Which is an interesting point of social/doctrinal whiplash for Mormons. We are always pressing forward, adding line upon line, gathering here a little and there a little. We receive modern revelation designed to push us toward a greater completion rather than relying only on the static (dead) words, forms, and practices of earlier leaders. The New Testament supplanted the Old; we have moved on.
So it’s no surprise that we might be a tad embarrassed by earlier versions of the Church (or the Lamanites) as representing stasis or sloth, as denying this press toward perfection. Which apparently means that we don’t actually believe in a restoration, but rather in a re-creation.
There’s a completely non-literary conversation to be had here around the apparent conceptual mismatch between a restored (and still incomplete—thus the need for continuous restoration) Church and the doctrine of constant improvement. I think we often fail to make the distinction between our personal evolution as children of God from an unrefined (prototype) state and the already whole and complete roadmap that will help us get there.

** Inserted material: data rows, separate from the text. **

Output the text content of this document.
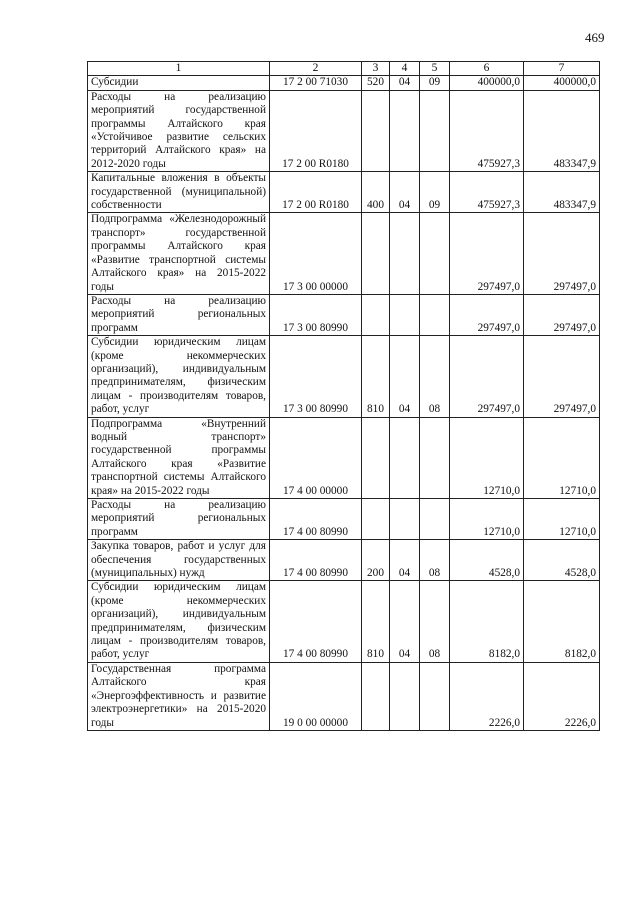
469
1	2	3	4	5	6	7
Субсидии	17 2 00 71030	520	04	09	400000,0	400000,0
Расходы на реализацию мероприятий государственной программы Алтайского края «Устойчивое развитие сельских территорий Алтайского края» на 2012-2020 годы	17 2 00 R0180				475927,3	483347,9
Капитальные вложения в объекты государственной (муниципальной) собственности	17 2 00 R0180	400	04	09	475927,3	483347,9
Подпрограмма «Железнодорожный транспорт» государственной программы Алтайского края «Развитие транспортной системы Алтайского края» на 2015-2022 годы	17 3 00 00000				297497,0	297497,0
Расходы на реализацию мероприятий региональных программ	17 3 00 80990				297497,0	297497,0
Субсидии юридическим лицам (кроме некоммерческих организаций), индивидуальным предпринимателям, физическим лицам - производителям товаров, работ, услуг	17 3 00 80990	810	04	08	297497,0	297497,0
Подпрограмма «Внутренний водный транспорт» государственной программы Алтайского края «Развитие транспортной системы Алтайского края» на 2015-2022 годы	17 4 00 00000				12710,0	12710,0
Расходы на реализацию мероприятий региональных программ	17 4 00 80990				12710,0	12710,0
Закупка товаров, работ и услуг для обеспечения государственных (муниципальных) нужд	17 4 00 80990	200	04	08	4528,0	4528,0
Субсидии юридическим лицам (кроме некоммерческих организаций), индивидуальным предпринимателям, физическим лицам - производителям товаров, работ, услуг	17 4 00 80990	810	04	08	8182,0	8182,0
Государственная программа Алтайского края «Энергоэффективность и развитие электроэнергетики» на 2015-2020 годы	19 0 00 00000				2226,0	2226,0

It’s not a difficult integration, but it does require distinguishing the two and understanding that our incomplete doctrine, understanding, and organization are not in a state of innovation and new creation, but rather in a state of continuous restoration—building toward a specific and well-defined (and previously realized) endpoint.
Fun stuff. Thanks for sharing.
Scott, thanks for your thoughtful reply. I looked up in Webster’s 1844 dictionary (Part of Cynthia Hallen’s Emily Dickinson Lexicon website because according to Dickinson’s niece she read it “like a priest his breviary”) and it gives a definition close to what you said. I need to look it up in the OED (I have my father’s compact edition, but no magnifying glass.) I suspect carried the negative connotation as well at the time, as humans are pretty good at understanding and assigning double meanings. I remember Bro. Carver at the UW Institute saying that the primitive church called themselves Chrestians to avoid the too-frequent repetition of the name of deity, but also has a connotation of that is, I think Flannery O’Connor echoes this in “Good Country People” when the Bible salesman calls the people Chrustians.
Your meditation on perfection and restoration is worth extended discussion. Indeed, I almost used it for my April post, but the Mormon idea of perfection is implicit in what I did post, so I’ll address your comments here, but my son needs to use the computer, so it might be a while. Hopefully not several weeks.